General relativity test – Einstein was right

Another general relativity test shows that Albert Einstein was right. Einstein’s General Theory of Relativity predicted that all objects would fall at the same rate. They would fall at the same rate regardless of their composition or mass.

While his theory has passed countless tests here on our planet, things have not been so clear-cut in outer space. Specifically, regarding the densest and most massive objects in the Universe. When talking about outer space, we are referring to the ‘Strong Equivalence Principle.’

A team of scientists from The Netherlands, Australia, the USA, and Canada have carried out a test. Their general relativity test showed that Einstein’s insights into gravity were right. Put simply; they held sway even in the Universe’s most extreme scenarios.

General relativity test – using stars

Apollo 15 astronaut David Scott dropped a feather and a hammer on the Moon. They both hit the lunar surface at the same time.
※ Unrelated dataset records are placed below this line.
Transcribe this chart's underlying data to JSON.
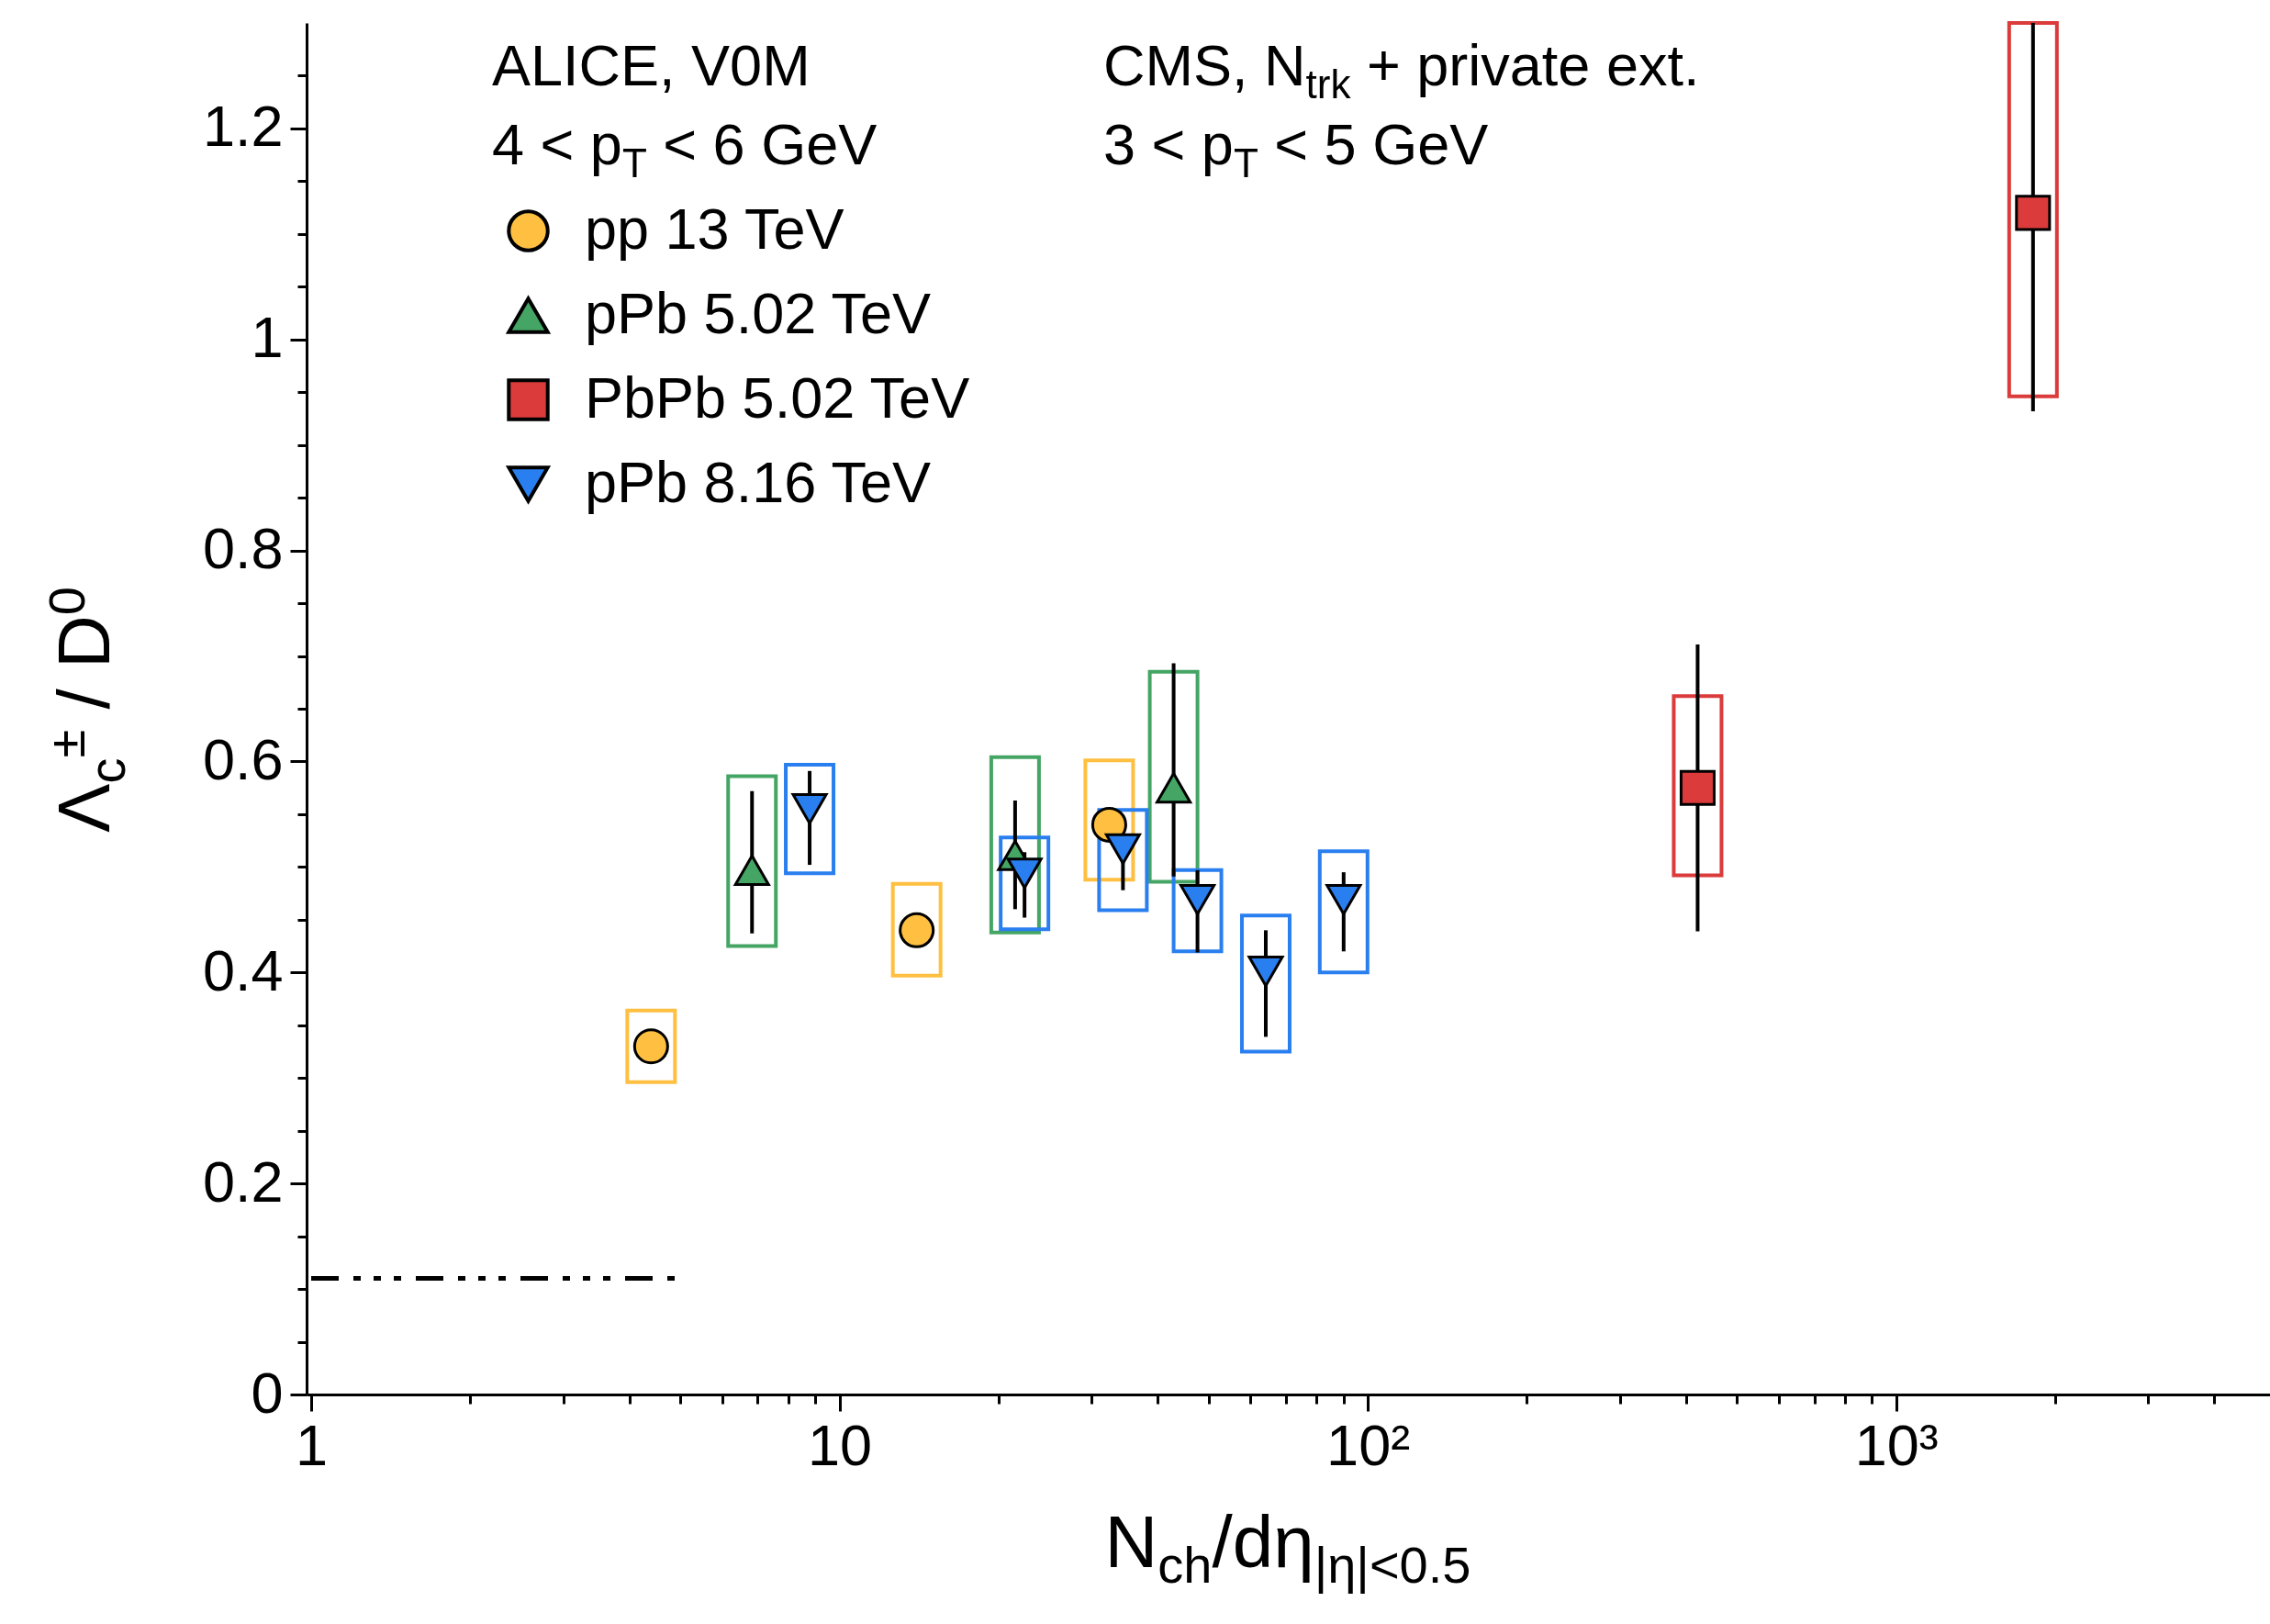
{
  "chart_data": {
    "type": "scatter",
    "xlabel": "N$_{ch}$/dη$_{|η|<0.5}$",
    "ylabel": "Λ$_{c}$$^{±}$ / D$^{0}$",
    "log": "x",
    "legend": "top left",
    "annotations": [
      "ALICE, V0M",
      "4 < p$_{T}$ < 6 GeV",
      "CMS, N$_{trk}$ + private ext.",
      "3 < p$_{T}$ < 5 GeV"
    ],
    "xlim": [
      1,
      5000
    ],
    "ylim": [
      0,
      1.3
    ],
    "xticks": [
      1,
      {
        "value": 2,
        "label": null
      },
      {
        "value": 3,
        "label": null
      },
      {
        "value": 4,
        "label": null
      },
      {
        "value": 5,
        "label": null
      },
      {
        "value": 6,
        "label": null
      },
      {
        "value": 7,
        "label": null
      },
      {
        "value": 8,
        "label": null
      },
      {
        "value": 9,
        "label": null
      },
      10,
      {
        "value": 20,
        "label": null
      },
      {
        "value": 30,
        "label": null
      },
      {
        "value": 40,
        "label": null
      },
      {
        "value": 50,
        "label": null
      },
      {
        "value": 60,
        "label": null
      },
      {
        "value": 70,
        "label": null
      },
      {
        "value": 80,
        "label": null
      },
      {
        "value": 90,
        "label": null
      },
      {
        "value": 100,
        "label": "10²"
      },
      {
        "value": 200,
        "label": null
      },
      {
        "value": 300,
        "label": null
      },
      {
        "value": 400,
        "label": null
      },
      {
        "value": 500,
        "label": null
      },
      {
        "value": 600,
        "label": null
      },
      {
        "value": 700,
        "label": null
      },
      {
        "value": 800,
        "label": null
      },
      {
        "value": 900,
        "label": null
      },
      {
        "value": 1000,
        "label": "10³"
      },
      {
        "value": 2000,
        "label": null
      },
      {
        "value": 3000,
        "label": null
      },
      {
        "value": 4000,
        "label": null
      }
    ],
    "yticks": [
      0,
      {
        "value": 0.05,
        "label": null
      },
      {
        "value": 0.1,
        "label": null
      },
      {
        "value": 0.15,
        "label": null
      },
      0.2,
      {
        "value": 0.25,
        "label": null
      },
      {
        "value": 0.3,
        "label": null
      },
      {
        "value": 0.35,
        "label": null
      },
      0.4,
      {
        "value": 0.45,
        "label": null
      },
      {
        "value": 0.5,
        "label": null
      },
      {
        "value": 0.55,
        "label": null
      },
      0.6,
      {
        "value": 0.65,
        "label": null
      },
      {
        "value": 0.7,
        "label": null
      },
      {
        "value": 0.75,
        "label": null
      },
      0.8,
      {
        "value": 0.85,
        "label": null
      },
      {
        "value": 0.9,
        "label": null
      },
      {
        "value": 0.95,
        "label": null
      },
      1,
      {
        "value": 1.05,
        "label": null
      },
      {
        "value": 1.1,
        "label": null
      },
      {
        "value": 1.15,
        "label": null
      },
      1.2,
      {
        "value": 1.25,
        "label": null
      }
    ],
    "series": [
      {
        "type": "bar",
        "color": "#ffbf40",
        "x": [
          4.4,
          14.0,
          32.4
        ],
        "base": [
          0.296,
          0.397,
          0.488
        ],
        "values": [
          0.068,
          0.087,
          0.113
        ]
      },
      {
        "type": "bar",
        "color": "#44a564",
        "x": [
          6.83,
          21.5,
          42.9
        ],
        "base": [
          0.425,
          0.438,
          0.486
        ],
        "values": [
          0.161,
          0.166,
          0.199
        ]
      },
      {
        "type": "bar",
        "color": "#2a7ff0",
        "x": [
          8.78,
          22.4,
          34.4,
          47.6,
          64.1,
          90.0
        ],
        "base": [
          0.494,
          0.441,
          0.459,
          0.42,
          0.325,
          0.4
        ],
        "values": [
          0.103,
          0.087,
          0.095,
          0.077,
          0.129,
          0.115
        ]
      },
      {
        "type": "bar",
        "color": "#db3b3b",
        "x": [
          421,
          1816
        ],
        "base": [
          0.492,
          0.946
        ],
        "values": [
          0.17,
          0.354
        ]
      },
      {
        "type": "line",
        "color": "#000000",
        "line_style": "dashed",
        "x": [
          1,
          5
        ],
        "values": [
          0.11,
          0.11
        ]
      },
      {
        "name": "pp 13 TeV",
        "type": "scatter",
        "marker": "circle",
        "color": "#ffbf40",
        "x": [
          4.4,
          14.0,
          32.4
        ],
        "values": [
          0.33,
          0.44,
          0.54
        ],
        "errors": [
          null,
          null,
          null
        ]
      },
      {
        "name": "pPb 5.02 TeV",
        "type": "scatter",
        "marker": "triangle",
        "color": "#44a564",
        "x": [
          6.83,
          21.5,
          42.9
        ],
        "values": [
          0.497,
          0.511,
          0.575
        ],
        "errors": [
          [
            0.437,
            0.572
          ],
          [
            0.46,
            0.563
          ],
          [
            0.491,
            0.693
          ]
        ]
      },
      {
        "name": "PbPb 5.02 TeV",
        "type": "scatter",
        "marker": "square",
        "color": "#db3b3b",
        "x": [
          421,
          1816
        ],
        "values": [
          0.575,
          1.12
        ],
        "errors": [
          [
            0.439,
            0.711
          ],
          [
            0.932,
            1.3
          ]
        ]
      },
      {
        "name": "pPb 8.16 TeV",
        "type": "scatter",
        "marker": "triangle-down",
        "color": "#2a7ff0",
        "x": [
          8.78,
          22.4,
          34.4,
          47.6,
          64.1,
          90.0
        ],
        "values": [
          0.555,
          0.494,
          0.517,
          0.469,
          0.401,
          0.469
        ],
        "errors": [
          [
            0.502,
            0.591
          ],
          [
            0.452,
            0.514
          ],
          [
            0.478,
            0.537
          ],
          [
            0.419,
            0.497
          ],
          [
            0.339,
            0.44
          ],
          [
            0.42,
            0.495
          ]
        ]
      }
    ]
  }
}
General Relativity Test - Albert Einstein was right
A new general relativity test has shown that Einstein’s General Theory of Relativity also applies in outer space. (Image adapted from media.nature.com)
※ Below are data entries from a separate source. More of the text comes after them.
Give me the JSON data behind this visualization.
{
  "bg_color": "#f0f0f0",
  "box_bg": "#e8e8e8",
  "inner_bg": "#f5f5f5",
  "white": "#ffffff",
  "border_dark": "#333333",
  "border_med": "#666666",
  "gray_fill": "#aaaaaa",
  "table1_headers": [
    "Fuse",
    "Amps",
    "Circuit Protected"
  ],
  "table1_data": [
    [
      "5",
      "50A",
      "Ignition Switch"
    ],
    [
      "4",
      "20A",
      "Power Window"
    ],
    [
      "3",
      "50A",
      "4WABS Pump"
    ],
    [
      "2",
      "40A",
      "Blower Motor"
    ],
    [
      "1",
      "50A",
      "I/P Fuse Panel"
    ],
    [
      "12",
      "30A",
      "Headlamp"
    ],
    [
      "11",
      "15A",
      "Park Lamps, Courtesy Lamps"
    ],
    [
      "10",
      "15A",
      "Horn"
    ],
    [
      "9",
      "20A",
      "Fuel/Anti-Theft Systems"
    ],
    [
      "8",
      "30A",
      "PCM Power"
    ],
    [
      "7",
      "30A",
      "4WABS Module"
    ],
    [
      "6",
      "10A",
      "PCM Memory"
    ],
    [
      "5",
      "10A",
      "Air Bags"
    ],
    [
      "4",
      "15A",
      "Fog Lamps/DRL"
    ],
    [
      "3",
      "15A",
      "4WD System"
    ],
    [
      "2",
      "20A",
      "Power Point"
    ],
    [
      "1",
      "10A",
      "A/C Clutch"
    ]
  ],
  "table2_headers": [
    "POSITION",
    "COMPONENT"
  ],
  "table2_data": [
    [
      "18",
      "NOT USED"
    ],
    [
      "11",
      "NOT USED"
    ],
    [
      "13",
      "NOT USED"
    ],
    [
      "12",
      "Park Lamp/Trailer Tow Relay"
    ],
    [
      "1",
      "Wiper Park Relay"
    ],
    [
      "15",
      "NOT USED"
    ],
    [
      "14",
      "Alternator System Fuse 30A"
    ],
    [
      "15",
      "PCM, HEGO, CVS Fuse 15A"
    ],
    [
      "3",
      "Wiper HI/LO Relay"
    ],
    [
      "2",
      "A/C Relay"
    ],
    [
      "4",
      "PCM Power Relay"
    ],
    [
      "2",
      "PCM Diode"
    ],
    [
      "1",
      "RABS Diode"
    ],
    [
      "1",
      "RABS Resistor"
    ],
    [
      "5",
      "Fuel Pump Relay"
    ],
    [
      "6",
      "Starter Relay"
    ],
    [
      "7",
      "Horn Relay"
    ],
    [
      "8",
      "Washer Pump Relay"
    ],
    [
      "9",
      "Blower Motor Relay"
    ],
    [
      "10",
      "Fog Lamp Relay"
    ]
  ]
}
In this latest study, Archibald et al. used two falling celestial objects:

1. A neutron star.

2. A white dwarf.

Their general relativity test using a spinning neutron star and a white dwarf showed that Einstein was right. Therefore, his theory applies to everything, even giant objects in outer space.
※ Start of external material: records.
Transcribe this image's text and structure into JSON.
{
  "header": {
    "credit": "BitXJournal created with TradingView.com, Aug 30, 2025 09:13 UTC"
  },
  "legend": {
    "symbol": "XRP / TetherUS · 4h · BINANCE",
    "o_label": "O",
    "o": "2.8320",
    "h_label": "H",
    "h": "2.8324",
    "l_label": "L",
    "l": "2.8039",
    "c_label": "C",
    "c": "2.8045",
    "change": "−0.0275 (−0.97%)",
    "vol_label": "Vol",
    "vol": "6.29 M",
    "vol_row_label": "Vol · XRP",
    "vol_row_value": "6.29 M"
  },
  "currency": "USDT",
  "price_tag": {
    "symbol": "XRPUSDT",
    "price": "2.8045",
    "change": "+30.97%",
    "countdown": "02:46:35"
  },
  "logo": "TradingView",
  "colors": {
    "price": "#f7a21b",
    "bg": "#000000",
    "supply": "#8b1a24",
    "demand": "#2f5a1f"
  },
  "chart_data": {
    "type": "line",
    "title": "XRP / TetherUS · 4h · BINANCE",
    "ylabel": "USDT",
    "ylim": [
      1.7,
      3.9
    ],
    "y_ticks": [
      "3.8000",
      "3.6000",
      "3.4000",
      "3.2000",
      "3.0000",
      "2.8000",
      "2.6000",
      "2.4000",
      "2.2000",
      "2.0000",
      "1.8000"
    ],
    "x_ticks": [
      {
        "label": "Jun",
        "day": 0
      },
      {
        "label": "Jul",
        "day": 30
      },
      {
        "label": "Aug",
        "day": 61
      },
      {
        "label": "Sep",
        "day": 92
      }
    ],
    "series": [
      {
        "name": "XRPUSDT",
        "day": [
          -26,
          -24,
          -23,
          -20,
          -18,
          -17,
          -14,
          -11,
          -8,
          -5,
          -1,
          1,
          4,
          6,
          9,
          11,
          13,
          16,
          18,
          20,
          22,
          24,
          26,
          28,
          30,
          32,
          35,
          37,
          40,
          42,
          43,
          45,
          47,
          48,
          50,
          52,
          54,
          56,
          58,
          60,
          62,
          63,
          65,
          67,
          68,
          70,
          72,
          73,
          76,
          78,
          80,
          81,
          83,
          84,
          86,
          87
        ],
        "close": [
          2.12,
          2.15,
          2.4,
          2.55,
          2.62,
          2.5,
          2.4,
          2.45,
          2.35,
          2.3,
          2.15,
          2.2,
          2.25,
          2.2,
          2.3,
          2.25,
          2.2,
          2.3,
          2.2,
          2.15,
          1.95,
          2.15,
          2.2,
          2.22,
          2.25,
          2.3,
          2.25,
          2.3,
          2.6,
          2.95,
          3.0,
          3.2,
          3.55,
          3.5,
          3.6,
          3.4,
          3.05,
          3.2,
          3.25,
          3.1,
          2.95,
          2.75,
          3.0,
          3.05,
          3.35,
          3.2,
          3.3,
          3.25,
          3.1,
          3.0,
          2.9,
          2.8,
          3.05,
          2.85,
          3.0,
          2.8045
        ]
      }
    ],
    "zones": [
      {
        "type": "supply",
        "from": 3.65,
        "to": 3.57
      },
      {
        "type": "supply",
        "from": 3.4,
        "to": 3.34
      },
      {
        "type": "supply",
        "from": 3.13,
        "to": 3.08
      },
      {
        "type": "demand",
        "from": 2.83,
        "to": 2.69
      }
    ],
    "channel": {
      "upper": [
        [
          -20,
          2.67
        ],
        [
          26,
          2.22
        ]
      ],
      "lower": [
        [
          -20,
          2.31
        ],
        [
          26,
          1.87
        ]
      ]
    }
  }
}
Commenting on the study, Clifford M. Will, from the Department of Physics at the University of Florida, wrote the following in Nature:

“The authors have provided what is known as a strong-field test of general relativity. Unlike the Solar System, for which Einstein’s theory predicts only small deviations from Newton’s theory of gravity, the motion of a neutron star in a gravitational field invokes full general relativity in all its complex glory. Einstein’s theory passes this strong-field test with flying colors.”

Reference:

Universality of free fall from the orbital motion of a pulsar in a stellar triple system,’ Anne M. Archibald, Nina V. Gusinskaia, Jason W. T. Hessels, Adam T. Deller, David L. Kaplan, Duncan R. Lorimer, Ryan S. Lynch, Scott M. Ransom & Ingrid H. Stairs. Nature 559, pages 73–76 (2018). O4 July 2018. DOI: 0.1038/s41586-018-0265-1.